Mitin participated actively in the Party and ideological purges of the mid-1930s. In the forward to his book Boevye voprosy materialisticheskoi dialektiki (Urgent Questions of Materialist Dialectic; 1936) he openly accused his opponents of sabotage and of creating counterrevolutionary groups. Repressive measures against specialists in philosophy followed these accusations.


From 1939, Mitin was a full member of the USSR Academy of Sciences, deputy director of the Academy of Sciences’ Institute of Philosophy, a member of the Academy of Sciences’ Presidium, and deputy academic secretary of the Academy’s Philosophy and Law Department. Simultaneously, from 1939 to 1961 he served on the Central Committee of the Communist Party; in 1939–1944 he was a director of the Institute of Marx-Engels-Lenin at the Central Committee of the Communist Party. Three times he was elected deputy of the Supreme Soviet of the USSR (1950–1962).

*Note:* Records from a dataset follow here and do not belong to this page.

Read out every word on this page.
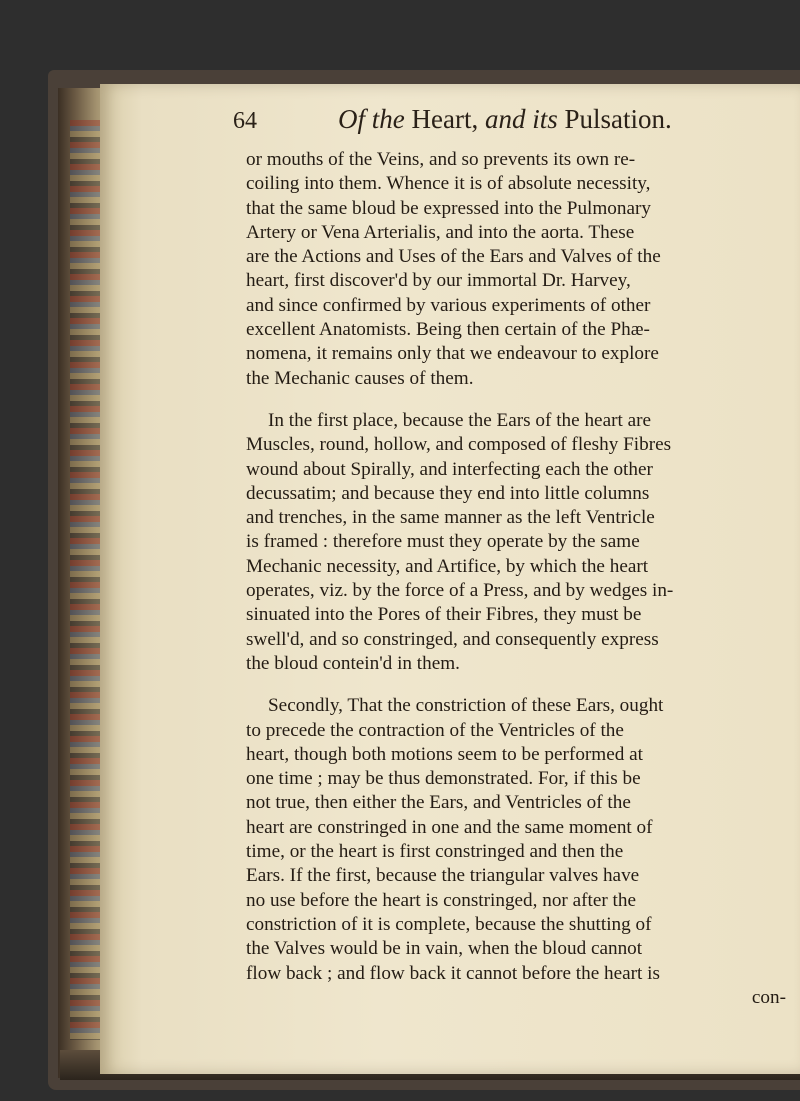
64	Of the Heart, and its Pulsation.

or mouths of the Veins, and so prevents its own re-
coiling into them. Whence it is of absolute necessity,
that the same bloud be expressed into the Pulmonary
Artery or Vena Arterialis, and into the aorta. These
are the Actions and Uses of the Ears and Valves of the
heart, first discover'd by our immortal Dr. Harvey,
and since confirmed by various experiments of other
excellent Anatomists. Being then certain of the Phæ-
nomena, it remains only that we endeavour to explore
the Mechanic causes of them.

In the first place, because the Ears of the heart are
Muscles, round, hollow, and composed of fleshy Fibres
wound about Spirally, and interfecting each the other
decussatim; and because they end into little columns
and trenches, in the same manner as the left Ventricle
is framed : therefore must they operate by the same
Mechanic necessity, and Artifice, by which the heart
operates, viz. by the force of a Press, and by wedges in-
sinuated into the Pores of their Fibres, they must be
swell'd, and so constringed, and consequently express
the bloud contein'd in them.

Secondly, That the constriction of these Ears, ought
to precede the contraction of the Ventricles of the
heart, though both motions seem to be performed at
one time ; may be thus demonstrated. For, if this be
not true, then either the Ears, and Ventricles of the
heart are constringed in one and the same moment of
time, or the heart is first constringed and then the
Ears. If the first, because the triangular valves have
no use before the heart is constringed, nor after the
constriction of it is complete, because the shutting of
the Valves would be in vain, when the bloud cannot
flow back ; and flow back it cannot before the heart is

con-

Mitin joined the editorial board of Voprosy filosofii (Questions of Philosophy) in 1949, from 1960 to 1967 serving as editor in chief—one of the most prestigious positions in philosophy a person could hold in the Soviet Union. From 1956 to 1960, he chaired the board of the Society for the Dissemination of Political and Scientific Knowledge (later Znanie), of which he was one of the founders.


An enthusiastic participant in ideological campaigns, Mitin played an active role in the so-called “struggle against cosmopolitanism.” His article “Protiv antimarksistskikh kosmopoliticheskikh ‘teorii’ v filosofii” (Against Anti-Marxist Cosmopolitan “Theories” in Philosophy) appeared in Literaturnaia gazeta (Literary Gazette) in March 1949, and served as the signal for attacking philosophers of Jewish origin and representatives of the nascent neoorthodox tendency in Marxist philosophy. In 1957, Mitin took an active part in the antireligious campaign, and on one occasion gave a lecture on antireligious propaganda in which he strongly condemned Judaism and Zionism.

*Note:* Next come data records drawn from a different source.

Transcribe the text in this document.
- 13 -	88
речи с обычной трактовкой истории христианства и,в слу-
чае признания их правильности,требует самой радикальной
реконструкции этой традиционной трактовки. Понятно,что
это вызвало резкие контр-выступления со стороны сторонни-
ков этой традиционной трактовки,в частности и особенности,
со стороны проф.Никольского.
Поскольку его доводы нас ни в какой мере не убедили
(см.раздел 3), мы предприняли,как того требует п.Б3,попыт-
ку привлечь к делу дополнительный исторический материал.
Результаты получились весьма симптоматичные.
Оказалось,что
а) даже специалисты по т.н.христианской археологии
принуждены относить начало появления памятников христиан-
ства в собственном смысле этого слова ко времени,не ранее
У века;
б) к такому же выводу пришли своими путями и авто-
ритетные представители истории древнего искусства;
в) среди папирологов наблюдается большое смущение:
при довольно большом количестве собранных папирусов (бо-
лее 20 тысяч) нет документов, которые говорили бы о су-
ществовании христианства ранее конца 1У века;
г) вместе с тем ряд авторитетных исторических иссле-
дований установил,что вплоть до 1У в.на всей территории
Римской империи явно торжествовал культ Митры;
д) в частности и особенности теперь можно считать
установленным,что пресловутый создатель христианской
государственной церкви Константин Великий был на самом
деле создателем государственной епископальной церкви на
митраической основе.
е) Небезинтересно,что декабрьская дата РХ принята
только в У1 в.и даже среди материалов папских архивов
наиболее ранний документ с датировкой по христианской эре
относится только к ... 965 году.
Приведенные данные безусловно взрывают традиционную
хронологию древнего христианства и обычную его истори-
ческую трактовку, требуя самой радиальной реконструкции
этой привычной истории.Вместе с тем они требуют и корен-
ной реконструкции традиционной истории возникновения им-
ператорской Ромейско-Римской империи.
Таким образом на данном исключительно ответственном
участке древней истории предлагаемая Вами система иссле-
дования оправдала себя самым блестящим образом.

Beginning in 1967, Mitin was chairman of the Scientific Council on Problems of Foreign Ideological Tendencies (a division of the Social Sciences Section of the Soviet Academy of Sciences Presidium). While keeping this post until his last days, he edited a number of books on ideological struggle and propaganda issues, including a volume devoted to the criticism of “Zionist Ideology and Practices” (1978). Until the mid-1980s Mitin also kept his influence on personnel and cadre policy in philosophy-related departments of the USSR Academy of Sciences.

Suggested Reading

Benjamin Pinkus, The Soviet Government and the Jews, 1948–1967: A Documented Study, ed. Jonathan Frankel (Cambridge, 1984); Vadim Sadovskii, “Voprosy filosofii v shestidesiatye gody,” Voprosy filosofii 8 (1997): 33–47; Avner Zis’, “U istokov zhurnala Voprosy filosofii,Voprosy filosofii 7 (1997): 44–54.